Türkiye’nin ilk çeyrekte Avrupa’nın en hızlı büyüyen ekonomisi olduğunu belirten Bakan Dönmez, OECD ve G20’nin ise Çin’den sonra en hızlı büyüyen ikinci ekonomisi olduğunu dile getirdi. Yapılan yatırımlarla Türkiye’nin yenilenebilir enerji kurulu gücünde sürdürdü: “Yaklaşık 100 bin MW olan Türkiye kurulu gücünün yüzde 53’ü yenilenebilir enerji kaynaklarından oluşuyor. Hedefimiz, önümüzdeki 10 yılda 10 GW güneş ve 10 GW rüzgâr enerjisi üretim kapasitesi eklemek. 2016’da uygulamaya koyduğumuz mini Yenilenebilir Enerji Kaynak Alanları (YEKA) modeli kapsamında toplam 2 GW rüzgâr ve 2 GW güneş enerjisi ihalesi başarıyla gerçekleştirildi. EİT Temiz Enerji Merkezi’nin kurulmasının önemli bir adım olduğunu vurgulamak istiyorum. Bölgemiz için faydalı olmasını, ayrıca ülkelerin enerji geçiş politikalarına katkı sağlamasını ve temiz enerji projelerinin gerçekleştirilmesine yardımcı olmasını temenni ediyorum.”
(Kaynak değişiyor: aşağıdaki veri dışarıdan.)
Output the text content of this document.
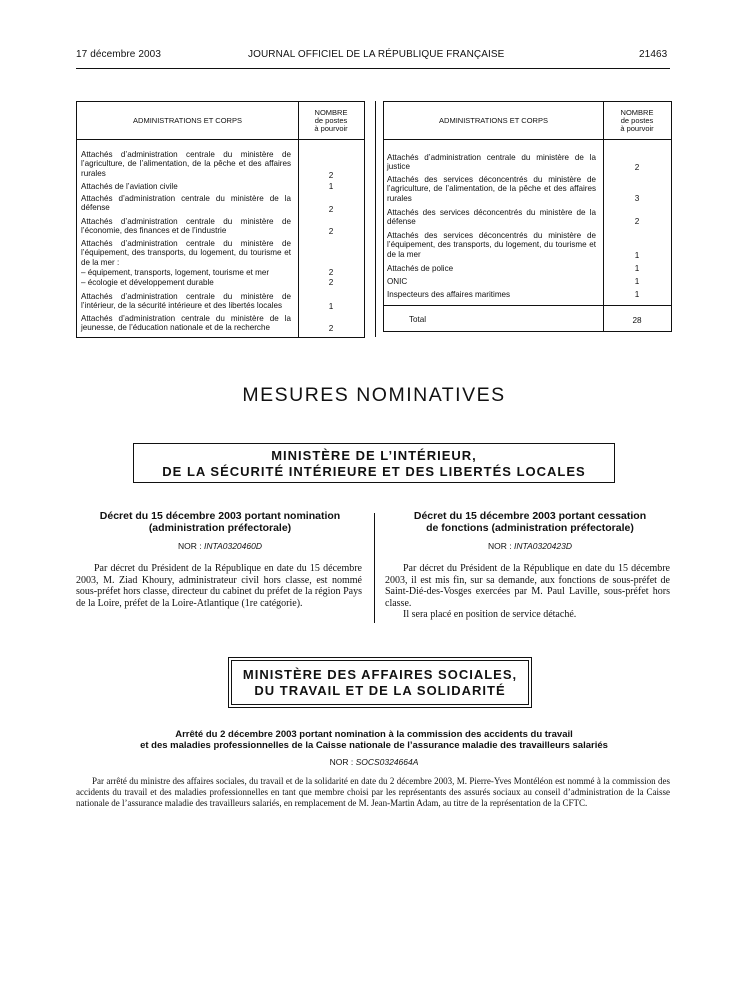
17 décembre 2003	JOURNAL OFFICIEL DE LA RÉPUBLIQUE FRANÇAISE	21463
ADMINISTRATIONS ET CORPS
NOMBRE
de postes
à pourvoir
Attachés d’administration centrale du ministère de l’agriculture, de l’alimentation, de la pêche et des affaires rurales	2
Attachés de l’aviation civile	1
Attachés d’administration centrale du ministère de la défense	2
Attachés d’administration centrale du ministère de l’économie, des finances et de l’industrie	2
Attachés d’administration centrale du ministère de l’équipement, des transports, du logement, du tourisme et de la mer :
– équipement, transports, logement, tourisme et mer	2
– écologie et développement durable	2
Attachés d’administration centrale du ministère de l’intérieur, de la sécurité intérieure et des libertés locales	1
Attachés d’administration centrale du ministère de la jeunesse, de l’éducation nationale et de la recherche	2
ADMINISTRATIONS ET CORPS
NOMBRE
de postes
à pourvoir
Attachés d’administration centrale du ministère de la justice	2
Attachés des services déconcentrés du ministère de l’agriculture, de l’alimentation, de la pêche et des affaires rurales	3
Attachés des services déconcentrés du ministère de la défense	2
Attachés des services déconcentrés du ministère de l’équipement, des transports, du logement, du tourisme et de la mer	1
Attachés de police	1
ONIC	1
Inspecteurs des affaires maritimes	1
Total	28
MESURES NOMINATIVES
MINISTÈRE DE L’INTÉRIEUR,
DE LA SÉCURITÉ INTÉRIEURE ET DES LIBERTÉS LOCALES
Décret du 15 décembre 2003 portant nomination
(administration préfectorale)
NOR : INTA0320460D
Par décret du Président de la République en date du 15 décembre 2003, M. Ziad Khoury, administrateur civil hors classe, est nommé sous-préfet hors classe, directeur du cabinet du préfet de la région Pays de la Loire, préfet de la Loire-Atlantique (1re catégorie).
Décret du 15 décembre 2003 portant cessation
de fonctions (administration préfectorale)
NOR : INTA0320423D
Par décret du Président de la République en date du 15 décembre 2003, il est mis fin, sur sa demande, aux fonctions de sous-préfet de Saint-Dié-des-Vosges exercées par M. Paul Laville, sous-préfet hors classe.
Il sera placé en position de service détaché.
MINISTÈRE DES AFFAIRES SOCIALES,
DU TRAVAIL ET DE LA SOLIDARITÉ
Arrêté du 2 décembre 2003 portant nomination à la commission des accidents du travail
et des maladies professionnelles de la Caisse nationale de l’assurance maladie des travailleurs salariés
NOR : SOCS0324664A
Par arrêté du ministre des affaires sociales, du travail et de la solidarité en date du 2 décembre 2003, M. Pierre-Yves Montéléon est nommé à la commission des accidents du travail et des maladies professionnelles en tant que membre choisi par les représentants des assurés sociaux au conseil d’administration de la Caisse nationale de l’assurance maladie des travailleurs salariés, en remplacement de M. Jean-Martin Adam, au titre de la représentation de la CFTC.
Türkiye’nin aynı zamanda Avrupa’da dördüncü büyük gaz piyasası olduğuna dikkati çeken Bakan Dönmez, farklı altyapı ve uluslararası gaz boru hattı projelerine yoğun yatırımlar yapıldığını vurguladı. Bu kapsamda TANAP ve TürkAkım boru hattı projelerinin başarıyla tamamlandığını belirten Dönmez, Türkiye’nin yeniden gazlaştırma kapasitesinin arttığını ve yer altı depolama kapasitesinin 2023 yılına kadar 4,5 milyar metreküpten 11 milyar metreküpe çıkacağını bildirdi.
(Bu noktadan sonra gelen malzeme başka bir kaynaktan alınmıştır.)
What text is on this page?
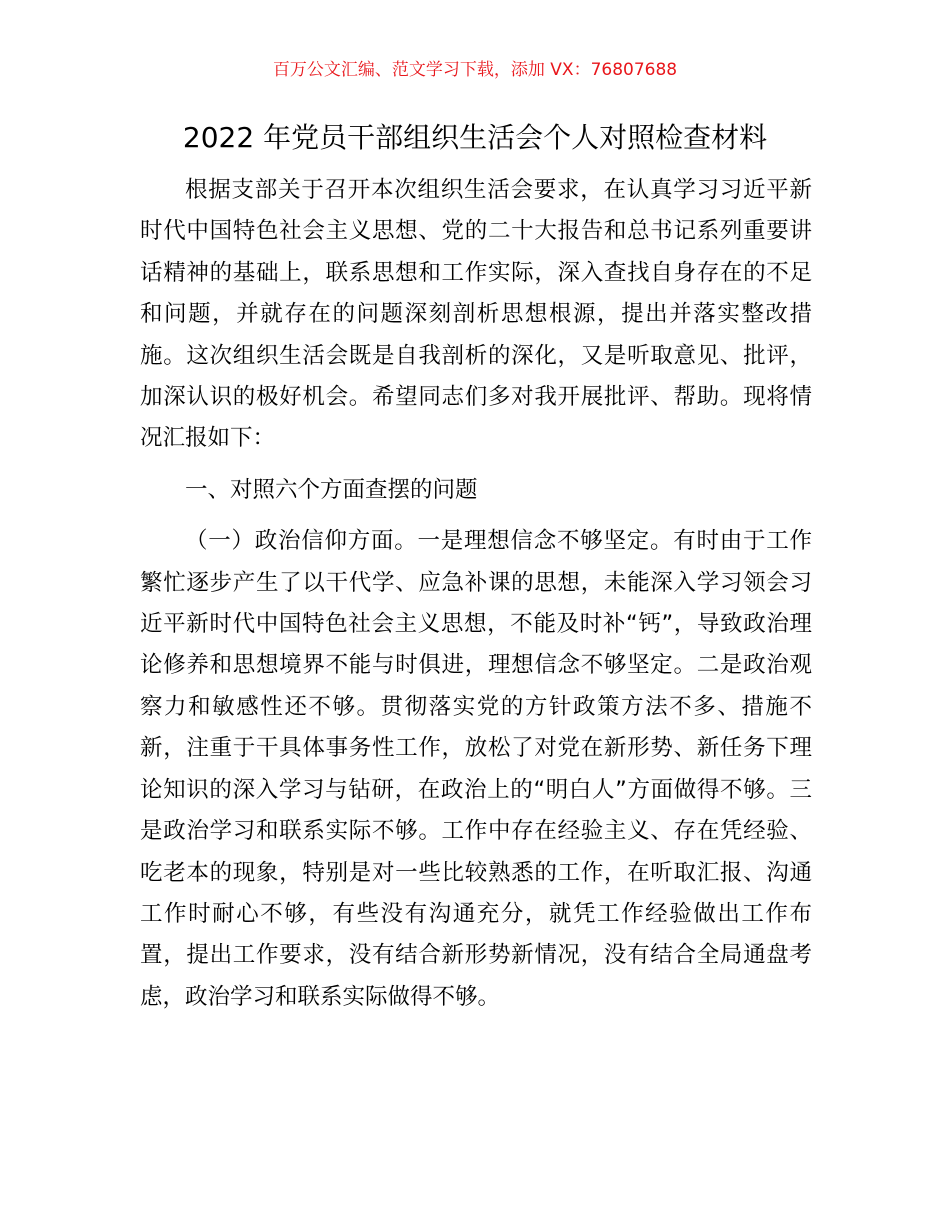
百万公文汇编、范文学习下载，添加 VX：76807688
2022 年党员干部组织生活会个人对照检查材料

根据支部关于召开本次组织生活会要求，在认真学习习近平新时代中国特色社会主义思想、党的二十大报告和总书记系列重要讲话精神的基础上，联系思想和工作实际，深入查找自身存在的不足和问题，并就存在的问题深刻剖析思想根源，提出并落实整改措施。这次组织生活会既是自我剖析的深化，又是听取意见、批评，加深认识的极好机会。希望同志们多对我开展批评、帮助。现将情况汇报如下：

一、对照六个方面查摆的问题

（一）政治信仰方面。一是理想信念不够坚定。有时由于工作繁忙逐步产生了以干代学、应急补课的思想，未能深入学习领会习近平新时代中国特色社会主义思想，不能及时补“钙”，导致政治理论修养和思想境界不能与时俱进，理想信念不够坚定。二是政治观察力和敏感性还不够。贯彻落实党的方针政策方法不多、措施不新，注重于干具体事务性工作，放松了对党在新形势、新任务下理论知识的深入学习与钻研，在政治上的“明白人”方面做得不够。三是政治学习和联系实际不够。工作中存在经验主义、存在凭经验、吃老本的现象，特别是对一些比较熟悉的工作，在听取汇报、沟通工作时耐心不够，有些没有沟通充分，就凭工作经验做出工作布置，提出工作要求，没有结合新形势新情况，没有结合全局通盘考虑，政治学习和联系实际做得不够。
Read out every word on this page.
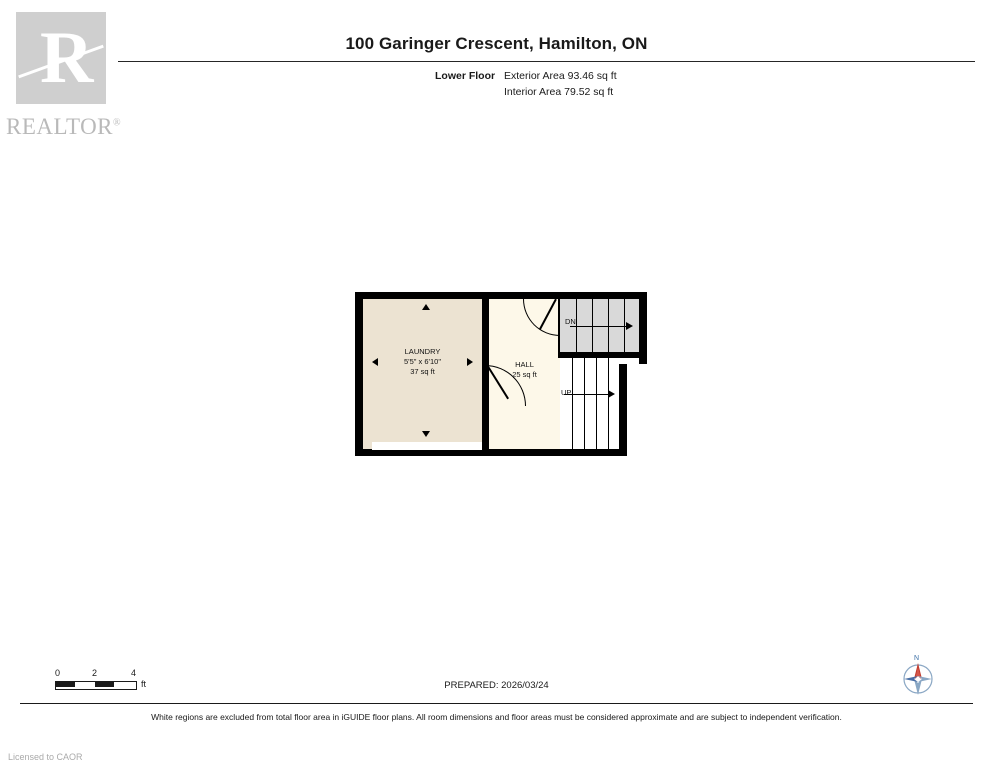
R
REALTOR®
100 Garinger Crescent, Hamilton, ON
Lower Floor Exterior Area 93.46 sq ft
Interior Area 79.52 sq ft
DN
UP
LAUNDRY
5'5" x 6'10"
37 sq ft
HALL
25 sq ft
0	2	4
ft	PREPARED: 2026/03/24
N
White regions are excluded from total floor area in iGUIDE floor plans. All room dimensions and floor areas must be considered approximate and are subject to independent verification.
Licensed to CAOR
Dönmez, Türkiye’nin kendi sondaj ve sismik araştırma gemileriyle hidrokarbon arayışlarına da devam ettiğini dile getirerek, Karadeniz’de geçen yıl dünyanın en büyük offshore gaz keşfini duyurduklarını anımsattı.
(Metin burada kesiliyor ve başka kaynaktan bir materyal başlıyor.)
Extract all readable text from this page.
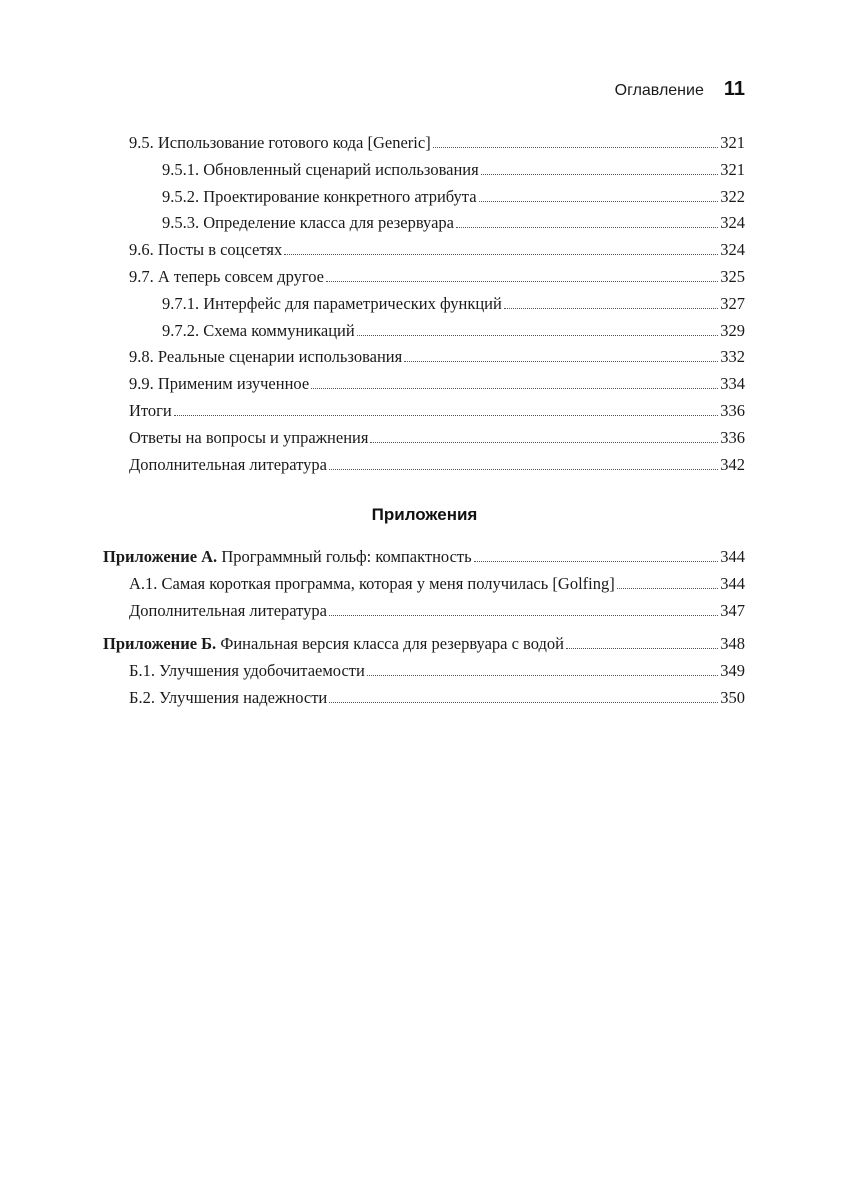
Оглавление 11
9.5. Использование готового кода [Generic]	321
9.5.1. Обновленный сценарий использования	321
9.5.2. Проектирование конкретного атрибута	322
9.5.3. Определение класса для резервуара	324
9.6. Посты в соцсетях	324
9.7. А теперь совсем другое	325
9.7.1. Интерфейс для параметрических функций	327
9.7.2. Схема коммуникаций	329
9.8. Реальные сценарии использования	332
9.9. Применим изученное	334
Итоги	336
Ответы на вопросы и упражнения	336
Дополнительная литература	342
Приложения
Приложение А. Программный гольф: компактность	344
А.1. Самая короткая программа, которая у меня получилась [Golfing]	344
Дополнительная литература	347
Приложение Б. Финальная версия класса для резервуара с водой	348
Б.1. Улучшения удобочитаемости	349
Б.2. Улучшения надежности	350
Son keşifle 540 milyar metreküpe ulaşan doğal gaz rezervinin önemine işaret eden Dönmez şu değerlendirmede bulundu: “(Bu keşif) Güçlü bir gaz altyapısı, çeşitli, rekabetçi ve esnek gaz arzı, daha fazla yenilenebilir enerjiyi şebekemize entegre etmemiz için de önemlidir. Sistemin güvenilirliğinden ve piyasa dostu teşvik ve yöntemlerden vazgeçmeden yenilenebilir enerjiyi portföyümüze dahil etmemiz gerekiyor.”